Readers of the Guardian may, over the years, have had reason to dip into Oliver Burkeman’s columns. As he hangs up his metaphorical boots, he summarised what he had personally learned from the exercise of writing these ‘self-help’ articles. In this last article he advises, for instance, something that will resonate with many an academic, harried even over the summer vacation by the endless to-do lists and the innumerable tasks that don’t ever get ticked off on those lists. His advice:

“There will always be too much to do – and this realisation is liberating.”

Whereas I accept the first part of that sentence from bitter experience, I’m not sure I have ever managed to reach the stage of being liberated. In my experience, there is nothing less liberating than waking at 2am remembering the urgent task on that list, however small, that you have neglected to do for the nth day running. It simply leads to the next day being less productive than it should have been – so even fewer tasks get completed – because of a lack of sleep. There will indeed, always be too much to do. The challenge is to sort the urgent from the important. Burkeman gives no advice on that.

However, his take on impostor syndrome is something that academics, aspiring and established, should definitely take to heart.

“Remember: the reason you can’t hear other people’s inner monologues of self-doubt isn’t that they don’t have them. It’s that you only have access to your own mind.”

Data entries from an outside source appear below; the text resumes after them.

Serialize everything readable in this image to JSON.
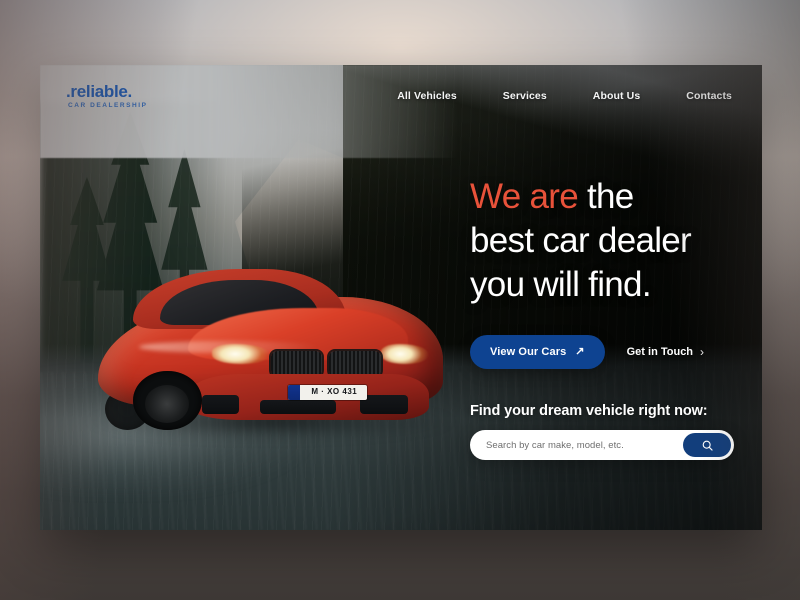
{
  "brand": {
    "name": ".reliable.",
    "tagline": "CAR DEALERSHIP",
    "color": "#1a54a8"
  },
  "nav": {
    "items": [
      {
        "label": "All Vehicles"
      },
      {
        "label": "Services"
      },
      {
        "label": "About Us"
      },
      {
        "label": "Contacts"
      }
    ]
  },
  "hero": {
    "headline": {
      "accent": "We are",
      "rest_line1": " the",
      "line2": "best car dealer",
      "line3": "you will find.",
      "accent_color": "#e8523a"
    },
    "primary_cta": {
      "label": "View Our Cars",
      "arrow": "↗",
      "color": "#0e4391"
    },
    "secondary_cta": {
      "label": "Get in Touch",
      "chevron": "›"
    },
    "search": {
      "label": "Find your dream vehicle right now:",
      "placeholder": "Search by car make, model, etc.",
      "value": "",
      "button_icon": "search-icon",
      "button_color": "#123e7c"
    }
  },
  "image": {
    "subject": "red BMW M4 coupe driving on mountain road",
    "license_plate": "M · XO 431"
  }
}
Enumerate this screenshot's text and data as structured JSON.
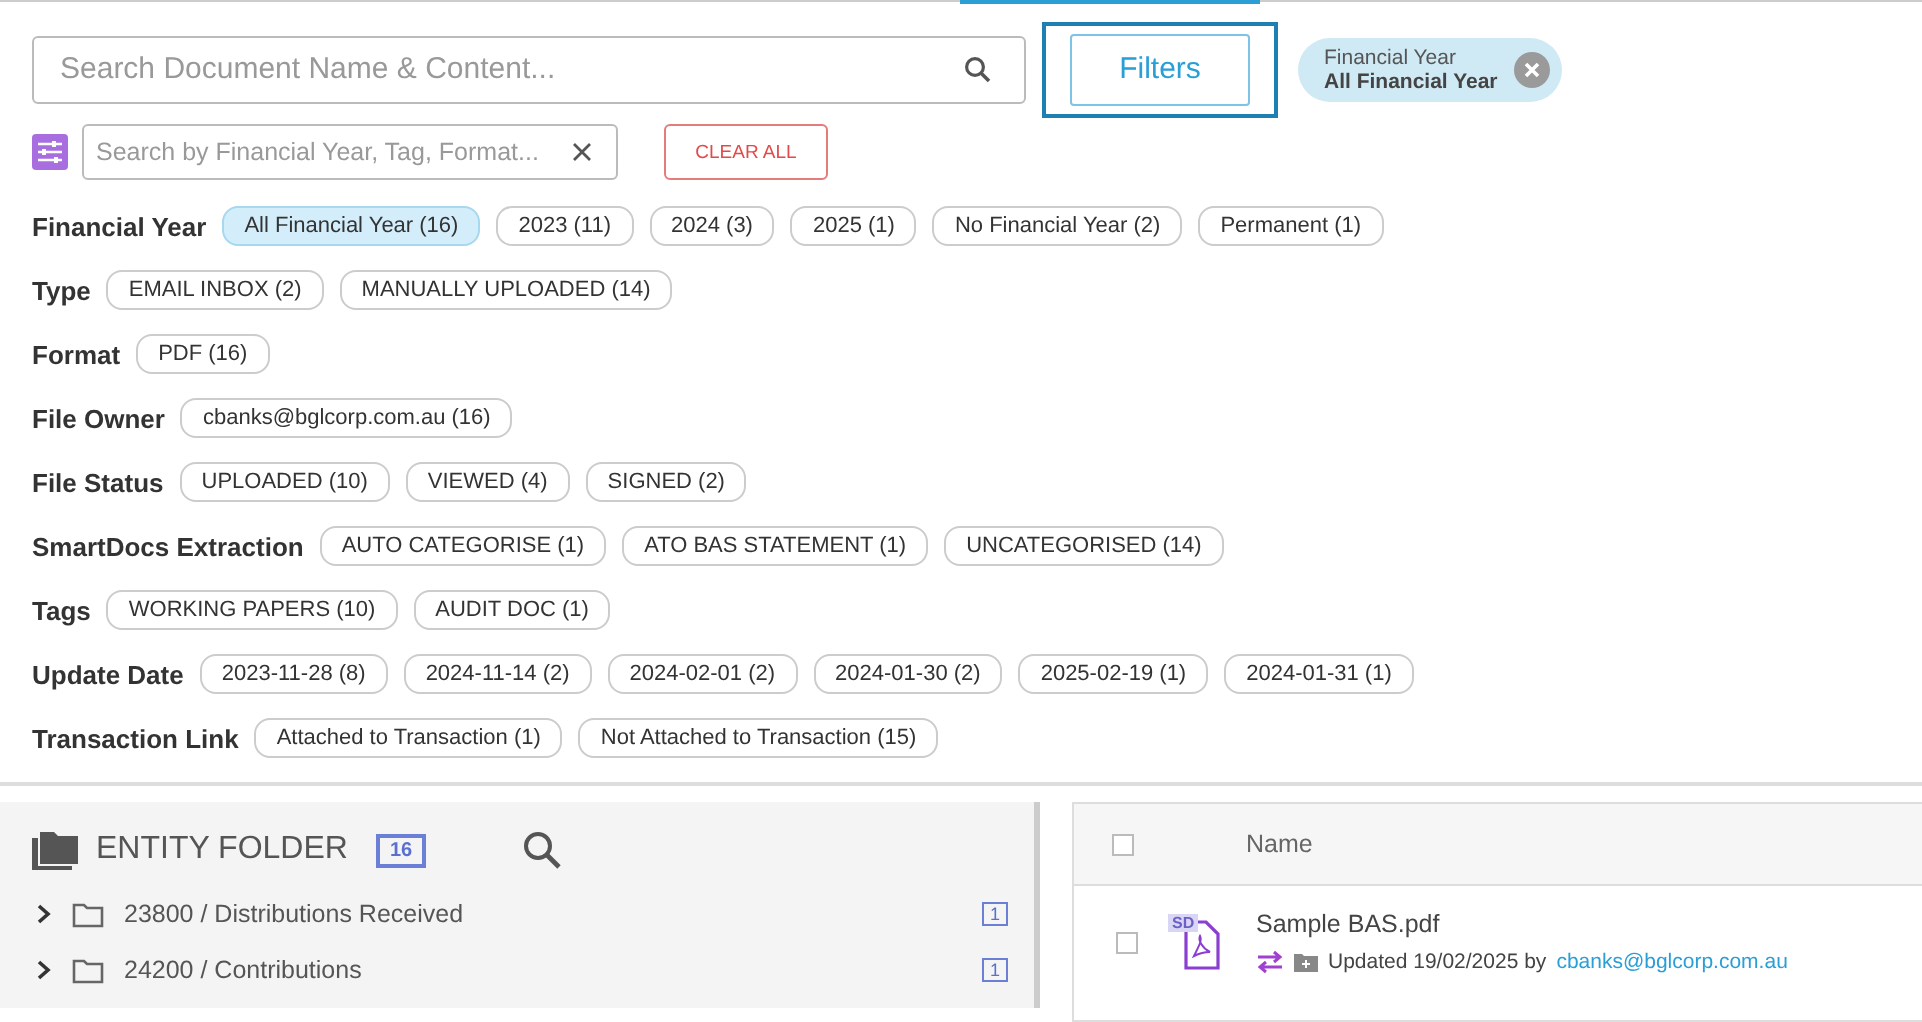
{
  "search": {
    "placeholder": "Search Document Name & Content..."
  },
  "filters_button": "Filters",
  "active_filter": {
    "label": "Financial Year",
    "value": "All Financial Year"
  },
  "filter_search": {
    "placeholder": "Search by Financial Year, Tag, Format..."
  },
  "clear_all": "CLEAR ALL",
  "filter_groups": [
    {
      "label": "Financial Year",
      "options": [
        {
          "label": "All Financial Year (16)",
          "selected": true
        },
        {
          "label": "2023 (11)",
          "selected": false
        },
        {
          "label": "2024 (3)",
          "selected": false
        },
        {
          "label": "2025 (1)",
          "selected": false
        },
        {
          "label": "No Financial Year (2)",
          "selected": false
        },
        {
          "label": "Permanent (1)",
          "selected": false
        }
      ]
    },
    {
      "label": "Type",
      "options": [
        {
          "label": "EMAIL INBOX (2)",
          "selected": false
        },
        {
          "label": "MANUALLY UPLOADED (14)",
          "selected": false
        }
      ]
    },
    {
      "label": "Format",
      "options": [
        {
          "label": "PDF (16)",
          "selected": false
        }
      ]
    },
    {
      "label": "File Owner",
      "options": [
        {
          "label": "cbanks@bglcorp.com.au (16)",
          "selected": false
        }
      ]
    },
    {
      "label": "File Status",
      "options": [
        {
          "label": "UPLOADED (10)",
          "selected": false
        },
        {
          "label": "VIEWED (4)",
          "selected": false
        },
        {
          "label": "SIGNED (2)",
          "selected": false
        }
      ]
    },
    {
      "label": "SmartDocs Extraction",
      "options": [
        {
          "label": "AUTO CATEGORISE (1)",
          "selected": false
        },
        {
          "label": "ATO BAS STATEMENT (1)",
          "selected": false
        },
        {
          "label": "UNCATEGORISED (14)",
          "selected": false
        }
      ]
    },
    {
      "label": "Tags",
      "options": [
        {
          "label": "WORKING PAPERS (10)",
          "selected": false
        },
        {
          "label": "AUDIT DOC (1)",
          "selected": false
        }
      ]
    },
    {
      "label": "Update Date",
      "options": [
        {
          "label": "2023-11-28 (8)",
          "selected": false
        },
        {
          "label": "2024-11-14 (2)",
          "selected": false
        },
        {
          "label": "2024-02-01 (2)",
          "selected": false
        },
        {
          "label": "2024-01-30 (2)",
          "selected": false
        },
        {
          "label": "2025-02-19 (1)",
          "selected": false
        },
        {
          "label": "2024-01-31 (1)",
          "selected": false
        }
      ]
    },
    {
      "label": "Transaction Link",
      "options": [
        {
          "label": "Attached to Transaction (1)",
          "selected": false
        },
        {
          "label": "Not Attached to Transaction (15)",
          "selected": false
        }
      ]
    }
  ],
  "entity_folder": {
    "title": "ENTITY FOLDER",
    "count": "16",
    "items": [
      {
        "label": "23800 / Distributions Received",
        "count": "1",
        "expanded": false
      },
      {
        "label": "24200 / Contributions",
        "count": "1",
        "expanded": false
      }
    ]
  },
  "files": {
    "columns": [
      "Name"
    ],
    "all_checked": false,
    "rows": [
      {
        "name": "Sample BAS.pdf",
        "badge": "SD",
        "checked": false,
        "updated": "Updated 19/02/2025 by",
        "owner": "cbanks@bglcorp.com.au"
      }
    ]
  }
}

I have always stressed that just because other people look confident, you should not be fooled. His words are a different version of the same belief. Most of us are capable actors, at least some of the time. Even if we don’t ooze bravado, we are often capable of hiding our fears behind a mask (an imaginary one not textile, of course, in this case). Often it is very necessary to do so. We, naturally, know that this is indeed a mask and the inner person is a shrinking violet, a nervous wreck or whatever other metaphor you choose to describe the internal turmoil that lies behind that mask. But the person you are talking to doesn’t know that. They see the swan gliding smoothly on, while they feel a muddle of jitters and insecurity and wonder how you manage to be so calm. Burkeman’s advice here is pertinent and worth remembering:

“It’s that you – unconfident, self-conscious, all-too-aware-of-your-flaws – potentially have as much to contribute to your field, or the world, as anyone else.”

Academia is not alone in being stuffed full of insecure individuals, but the nature of our sector means it is rife with competition and the knowledge of being constantly judged by that evil referee 3 (for grants and publications) as well as less anonymous folk – your supervisor, your departmental head even your peers – is ever-present. We know, whatever may be said to our face, others are forming their opinions every time we utter. It’s not surprising we can feel nervous if not downright scared. The inner impostor should not be allowed to win. As Burkeman also says

“The future will never provide the reassurance you seek from it.”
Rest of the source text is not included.